The house we grew up in was old. Not terribly old, but it was built around the turn of the century. I know Grandma's house was older and that always bugged me because I wanted the oldest house. I'm not sure if it was true, but it was rumored to have once been a house of ill repute. Combining that with a story about there being an old illegal still down the road where there was an artesian well, and we decided that Al Capone had been in our house.
The front of the house. Pictured Dad and Bridget.
Our house was still heated with wood. There was a wood stove in the kitchen and one in the dining room. The stoves shared a chimney. In the dining room was a vent in the ceiling that you could open and close to get heat into the upstairs. The vent was on the floor in the room that Molly and I shared and was incredibly hard to open. It was also so cold downstairs that we didn't want to lose any of the precious heat, so it was always closed. If we were able to open it, dust and crayons and anything else that had fallen through the decorative top, would rain down on the room below.
In the living room, there was also a hole in the ceiling, rimmed with a decorative covering. This hole, I think had been for a stove, but asking Mary, she doesn't think it was. The hole was big enough to stick one's leg through but not big enough for anyone to actually fall through. However, many other things could fall through the hole. It was great for when someone needed something from upstairs and you could just drop it through the hole without having to run down the stairs.

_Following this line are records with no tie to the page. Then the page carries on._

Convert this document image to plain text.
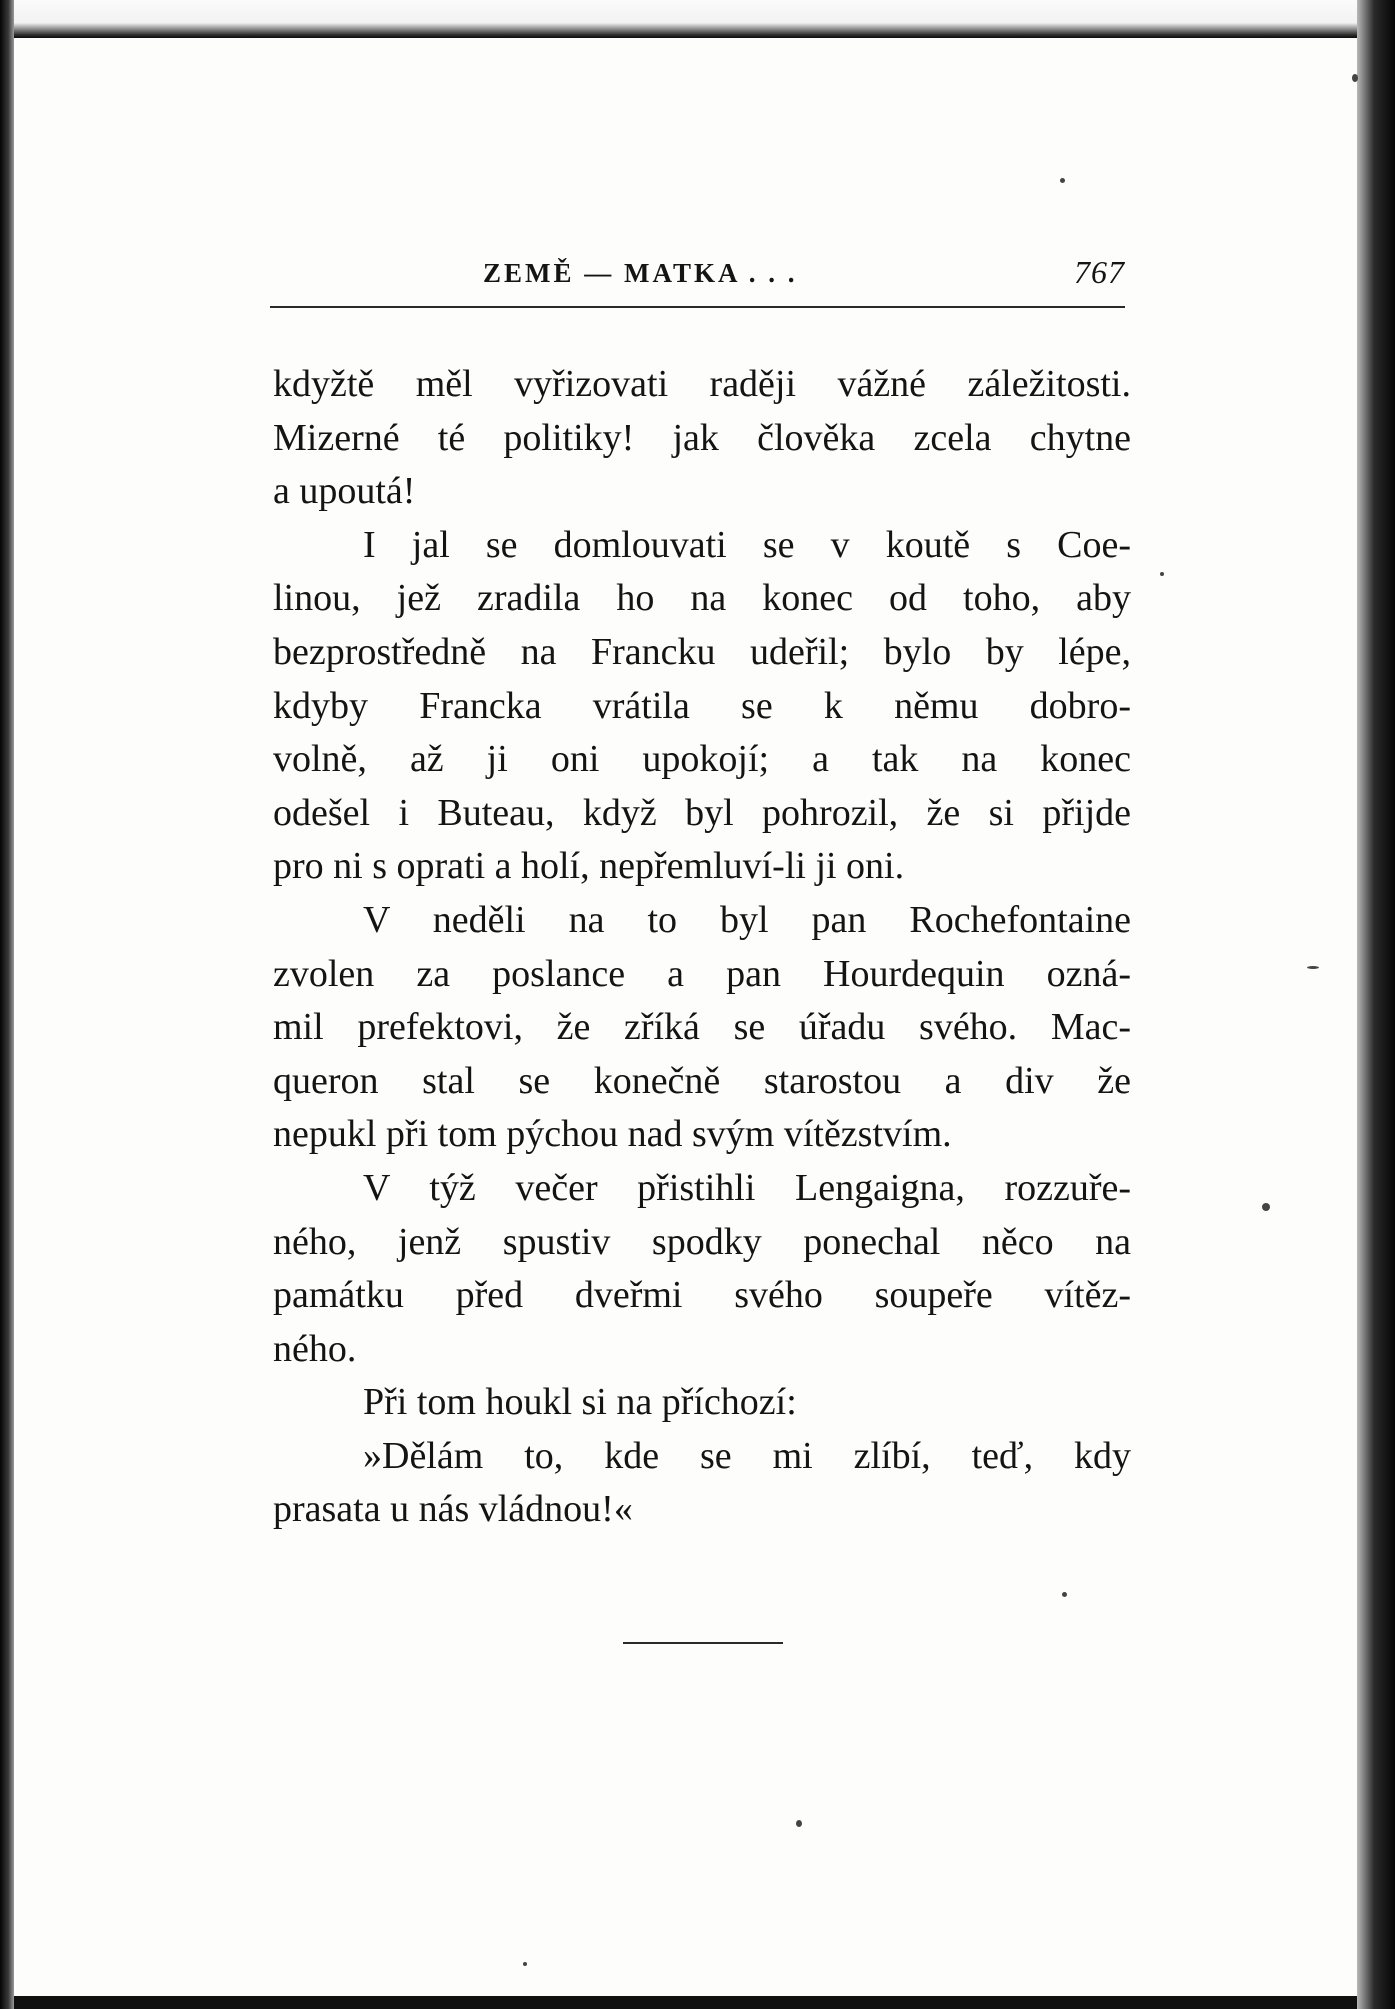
ZEMĚ — MATKA . . .	767
kdyžtě měl vyřizovati raději vážné záležitosti.
Mizerné té politiky! jak člověka zcela chytne
a upoutá!
I jal se domlouvati se v koutě s Coe-
linou, jež zradila ho na konec od toho, aby
bezprostředně na Francku udeřil; bylo by lépe,
kdyby Francka vrátila se k němu dobro-
volně, až ji oni upokojí; a tak na konec
odešel i Buteau, když byl pohrozil, že si přijde
pro ni s oprati a holí, nepřemluví-li ji oni.
V neděli na to byl pan Rochefontaine
zvolen za poslance a pan Hourdequin ozná-
mil prefektovi, že zříká se úřadu svého. Mac-
queron stal se konečně starostou a div že
nepukl při tom pýchou nad svým vítězstvím.
V týž večer přistihli Lengaigna, rozzuře-
ného, jenž spustiv spodky ponechal něco na
památku před dveřmi svého soupeře vítěz-
ného.
Při tom houkl si na příchozí:
»Dělám to, kde se mi zlíbí, teď, kdy
prasata u nás vládnou!«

One night, Mom had her church guild over for a meeting. Her guild was St. Columbanus and consisted of other church ladies who lived in our area of the parish. Mom sent us upstairs so we'd be out of their way. They held the meeting in the living room, so we all gathered around the hole to hear what they were saying. At first we just giggled as we watched them. I'm sure this irritated Mom enough, but she didn't tell us to move until we started dropping things onto the ladies below. The last straw was the pencil dropped onto the Avon lady.
Another time, my parents were watching the movie Psycho 3. They had let us watch Psycho and they never got Psycho 2, but they would not let us watch Psycho 3. We were sent to bed, and then they started watching it. We knew that's what they were going to do, so Danny, Mary and I gathered around the hole, hoping to see or at least hear something. The hole was against a wall and the tv was in a corner on the other side of the room. If we strained, one at a time, we could glimpse a corner of the tv. We could hear the movie and even without the visuals I got scared. Eventually, probably because of our shuffling to see anything, we were discovered and sent to bed. I was secretly quite happy.